И это был ОН. Кип. Точь-в-точь такой, как тогда, в «Ломоносове». В шортах… Только почерневший весь, как мумия. В правой руке держал — опасную бритву.
Кип влез на стол… и по столам… по столам… неправдоподобно большими шагами… зашагал ко мне.
Мне стало плохо, я потерял сознание.
Потом мне рассказали, что я читал, читал лекцию, а когда вывел последнюю, искомую формулу, вдруг замолчал, уставился куда-то… а затем упал и начал хрипеть и биться. Вызвали скорую. В больнице диагностировали микроинсульт, только я им не верю, шарлатанам…
Вот что со мной произошло, друг.
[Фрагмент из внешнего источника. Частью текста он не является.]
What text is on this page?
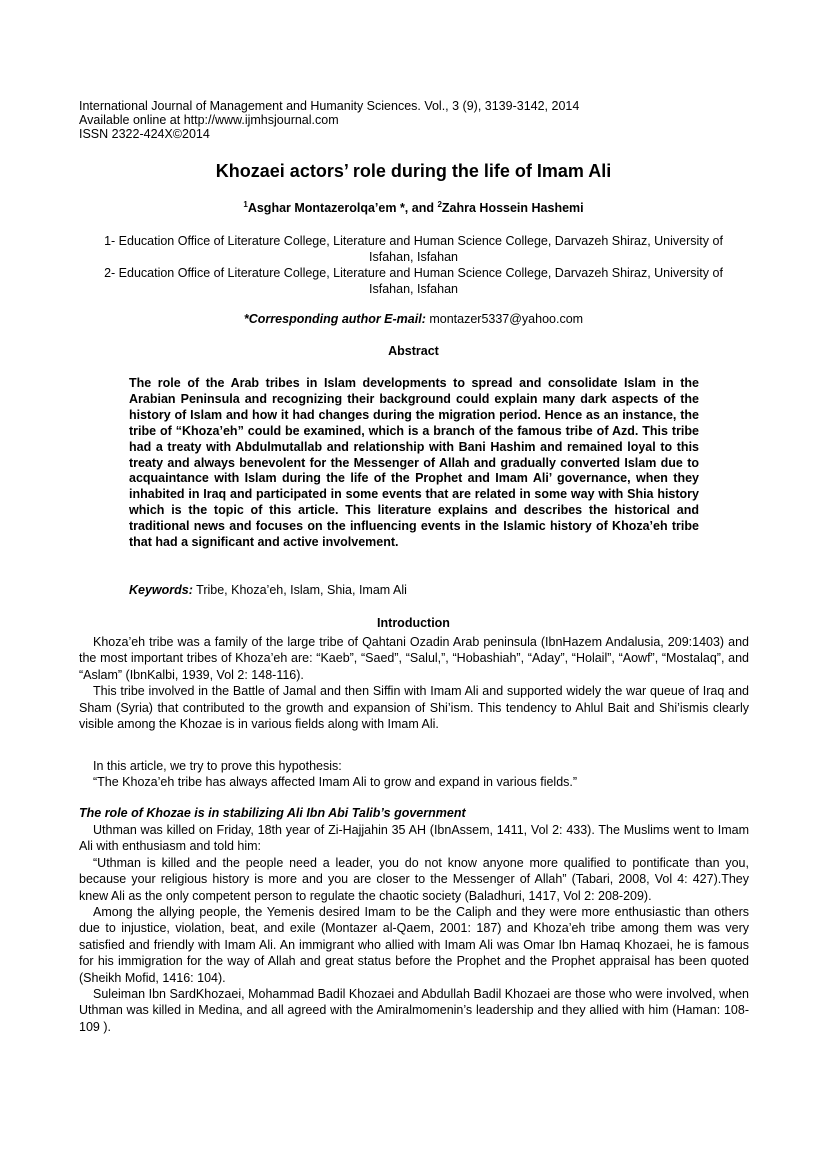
International Journal of Management and Humanity Sciences. Vol., 3 (9), 3139-3142, 2014
Available online at http://www.ijmhsjournal.com
ISSN 2322-424X©2014
Khozaei actors’ role during the life of Imam Ali
$^1$Asghar Montazerolqa’em *, and $^2$Zahra Hossein Hashemi
1- Education Office of Literature College, Literature and Human Science College, Darvazeh Shiraz, University of Isfahan, Isfahan
2- Education Office of Literature College, Literature and Human Science College, Darvazeh Shiraz, University of Isfahan, Isfahan
*Corresponding author E-mail: montazer5337@yahoo.com
Abstract
The role of the Arab tribes in Islam developments to spread and consolidate Islam in the Arabian Peninsula and recognizing their background could explain many dark aspects of the history of Islam and how it had changes during the migration period. Hence as an instance, the tribe of “Khoza’eh” could be examined, which is a branch of the famous tribe of Azd. This tribe had a treaty with Abdulmutallab and relationship with Bani Hashim and remained loyal to this treaty and always benevolent for the Messenger of Allah and gradually converted Islam due to acquaintance with Islam during the life of the Prophet and Imam Ali’ governance, when they inhabited in Iraq and participated in some events that are related in some way with Shia history which is the topic of this article. This literature explains and describes the historical and traditional news and focuses on the influencing events in the Islamic history of Khoza’eh tribe that had a significant and active involvement.
Keywords: Tribe, Khoza’eh, Islam, Shia, Imam Ali
Introduction

Khoza’eh tribe was a family of the large tribe of Qahtani Ozadin Arab peninsula (IbnHazem Andalusia, 209:1403) and the most important tribes of Khoza’eh are: “Kaeb”, “Saed”, “Salul,”, “Hobashiah”, “Aday”, “Holail”, “Aowf”, “Mostalaq”, and “Aslam” (IbnKalbi, 1939, Vol 2: 148-116).

This tribe involved in the Battle of Jamal and then Siffin with Imam Ali and supported widely the war queue of Iraq and Sham (Syria) that contributed to the growth and expansion of Shi’ism. This tendency to Ahlul Bait and Shi’ismis clearly visible among the Khozae is in various fields along with Imam Ali.

In this article, we try to prove this hypothesis:

“The Khoza’eh tribe has always affected Imam Ali to grow and expand in various fields.”

The role of Khozae is in stabilizing Ali Ibn Abi Talib’s government

Uthman was killed on Friday, 18th year of Zi-Hajjahin 35 AH (IbnAssem, 1411, Vol 2: 433). The Muslims went to Imam Ali with enthusiasm and told him:

“Uthman is killed and the people need a leader, you do not know anyone more qualified to pontificate than you, because your religious history is more and you are closer to the Messenger of Allah” (Tabari, 2008, Vol 4: 427).They knew Ali as the only competent person to regulate the chaotic society (Baladhuri, 1417, Vol 2: 208-209).

Among the allying people, the Yemenis desired Imam to be the Caliph and they were more enthusiastic than others due to injustice, violation, beat, and exile (Montazer al-Qaem, 2001: 187) and Khoza’eh tribe among them was very satisfied and friendly with Imam Ali. An immigrant who allied with Imam Ali was Omar Ibn Hamaq Khozaei, he is famous for his immigration for the way of Allah and great status before the Prophet and the Prophet appraisal has been quoted (Sheikh Mofid, 1416: 104).

Suleiman Ibn SardKhozaei, Mohammad Badil Khozaei and Abdullah Badil Khozaei are those who were involved, when Uthman was killed in Medina, and all agreed with the Amiralmomenin’s leadership and they allied with him (Haman: 108-109 ).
Никогда не верил в мистику… Прав был придуманный тобой Семеныч, не все, что в жизни происходит, изучают в университетах… В упомянутой тобой многолистной вселенной возможно все.
Не смейся надо мной, старым маразматиком, черкни, если будет что…
Такой-то и такой-то, профессор того-сего…»
Я ему ответил, но переписка наша заглохла. Как суп прошлого половником не перемешивай, а все равно прошлое настоящим становиться не хочет. Тянет назад… и ускользает в трясине времени.